In a large resort with 6,000 workers the chips can prevent $50,000 worth of garment losses annually and save $200 a day in time lost to manually scanning bar codes, Markman said.

They can also freak out employees who don't like the idea of wearing uniforms embedded with tracking devices, Markman said describing wrinkles that need ironing to ensure smooth deployment of the technology.

"You will find a few employees who cut every single one out," he said. "It is just a fact of life."

As much as RFID can improve life in the laundry room, they can have an even bigger impact in the front of the house.

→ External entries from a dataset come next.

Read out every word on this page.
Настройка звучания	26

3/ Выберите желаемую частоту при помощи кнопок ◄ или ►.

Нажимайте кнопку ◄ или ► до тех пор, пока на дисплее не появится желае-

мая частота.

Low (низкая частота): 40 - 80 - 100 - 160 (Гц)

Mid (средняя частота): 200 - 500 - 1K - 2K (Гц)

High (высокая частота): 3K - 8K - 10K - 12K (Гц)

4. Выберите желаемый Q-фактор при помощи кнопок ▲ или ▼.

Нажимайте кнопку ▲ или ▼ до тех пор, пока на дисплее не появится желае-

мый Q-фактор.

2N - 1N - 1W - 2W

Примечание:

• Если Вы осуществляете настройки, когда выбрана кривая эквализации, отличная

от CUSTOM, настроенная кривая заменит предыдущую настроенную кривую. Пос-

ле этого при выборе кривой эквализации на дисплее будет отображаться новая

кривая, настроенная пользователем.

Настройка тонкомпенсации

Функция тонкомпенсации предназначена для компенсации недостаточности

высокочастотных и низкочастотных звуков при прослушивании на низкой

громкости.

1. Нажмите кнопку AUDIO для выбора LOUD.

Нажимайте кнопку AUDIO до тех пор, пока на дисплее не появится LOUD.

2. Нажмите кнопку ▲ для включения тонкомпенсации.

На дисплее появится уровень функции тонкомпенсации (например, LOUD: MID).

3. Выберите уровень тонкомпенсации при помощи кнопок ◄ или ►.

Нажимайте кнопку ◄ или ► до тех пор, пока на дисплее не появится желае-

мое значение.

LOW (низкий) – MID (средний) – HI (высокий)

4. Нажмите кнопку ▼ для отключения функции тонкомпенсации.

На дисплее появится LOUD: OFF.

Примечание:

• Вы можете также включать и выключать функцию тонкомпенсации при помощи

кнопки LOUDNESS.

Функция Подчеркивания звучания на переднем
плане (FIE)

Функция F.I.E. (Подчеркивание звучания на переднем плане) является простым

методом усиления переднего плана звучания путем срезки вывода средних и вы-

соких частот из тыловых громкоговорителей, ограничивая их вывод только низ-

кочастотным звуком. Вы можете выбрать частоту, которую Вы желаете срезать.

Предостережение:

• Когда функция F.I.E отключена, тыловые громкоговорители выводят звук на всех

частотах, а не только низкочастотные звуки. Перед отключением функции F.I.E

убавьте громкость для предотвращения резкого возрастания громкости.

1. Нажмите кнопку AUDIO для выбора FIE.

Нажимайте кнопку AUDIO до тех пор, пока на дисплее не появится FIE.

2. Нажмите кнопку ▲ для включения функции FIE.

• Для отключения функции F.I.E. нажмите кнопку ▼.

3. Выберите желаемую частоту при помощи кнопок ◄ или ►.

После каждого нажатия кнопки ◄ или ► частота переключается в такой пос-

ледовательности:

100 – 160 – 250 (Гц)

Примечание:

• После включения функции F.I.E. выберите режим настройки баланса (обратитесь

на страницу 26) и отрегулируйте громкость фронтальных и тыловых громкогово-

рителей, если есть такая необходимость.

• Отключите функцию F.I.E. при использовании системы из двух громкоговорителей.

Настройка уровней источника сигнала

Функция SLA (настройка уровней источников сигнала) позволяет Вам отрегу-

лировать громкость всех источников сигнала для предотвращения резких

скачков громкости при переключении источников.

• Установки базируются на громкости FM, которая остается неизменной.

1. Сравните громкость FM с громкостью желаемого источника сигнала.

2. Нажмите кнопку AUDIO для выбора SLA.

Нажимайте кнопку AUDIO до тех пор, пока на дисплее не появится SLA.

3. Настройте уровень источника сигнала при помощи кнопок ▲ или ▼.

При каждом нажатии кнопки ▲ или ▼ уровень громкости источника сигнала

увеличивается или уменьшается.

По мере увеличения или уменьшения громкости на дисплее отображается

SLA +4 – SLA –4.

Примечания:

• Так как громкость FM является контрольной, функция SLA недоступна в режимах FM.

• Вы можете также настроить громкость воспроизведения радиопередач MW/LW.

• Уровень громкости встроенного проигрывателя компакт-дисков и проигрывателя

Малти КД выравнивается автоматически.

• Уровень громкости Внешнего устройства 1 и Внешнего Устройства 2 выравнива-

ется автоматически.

"The technology is able to identify up to 1,000 stacked chips per second," said Bodo Ischebeck, vice president of RFID and table management systems for Las Vegas-based Progressive Gaming International Corp. "We see a massive rollout worldwide."

RFID is catching on in casinos partly because new versions of the technology are less vulnerable to interference and use signals that can be processed faster than those from older devices. They can cost as much as $1 each, which adds 25 to 50 percent to the cost of an individual gambling chip.

Ischebeck's company makes systems that integrate RFID data into casino computer networks so managers, security workers and executives can make sense of the information pouring in.

He estimates there are RFID systems in place for 500 to 1,000 of 60,000 gaming tables worldwide. He expects it to grow to more than 2,000 by the end of the year.

"Gaming chips give them the opportunity to understand their winning and losing patterns," Ischebeck said. "On slot machines that has been done for years. But on tables that has always been kind of a black hole."

The chips may also help thwart casino pickpockets, Jim Grubbs, security supervisor and training coordinator at Caesars Palace said during the gambling forum.

"Thefts do occur in Sin City," Grubbs said, adding that big-spending foreign customers can become targets for gambling chip thieves. "They spend a lot of money, they get all these chips, they get their pockets picked."

If casino security finds someone with chips that correlate to a gambler who claims to be a theft victim the information can be used as evidence, Grubbs said.

"Right there, it is probably enough to get them into court," he said.

RFID technology can also reduce labor costs for a casino.

John Kendall, president and CEO of Chipco International, a Raymond, Maine-based gambling chip company, said embedded gambling chips can accomplish player tracking goals that now require a worker using a pen and paper to monitor and note wager patterns of big betting players.

"RFID is a better way to capture it with lower costs and with no bathroom breaks or lunch breaks," Kendall said.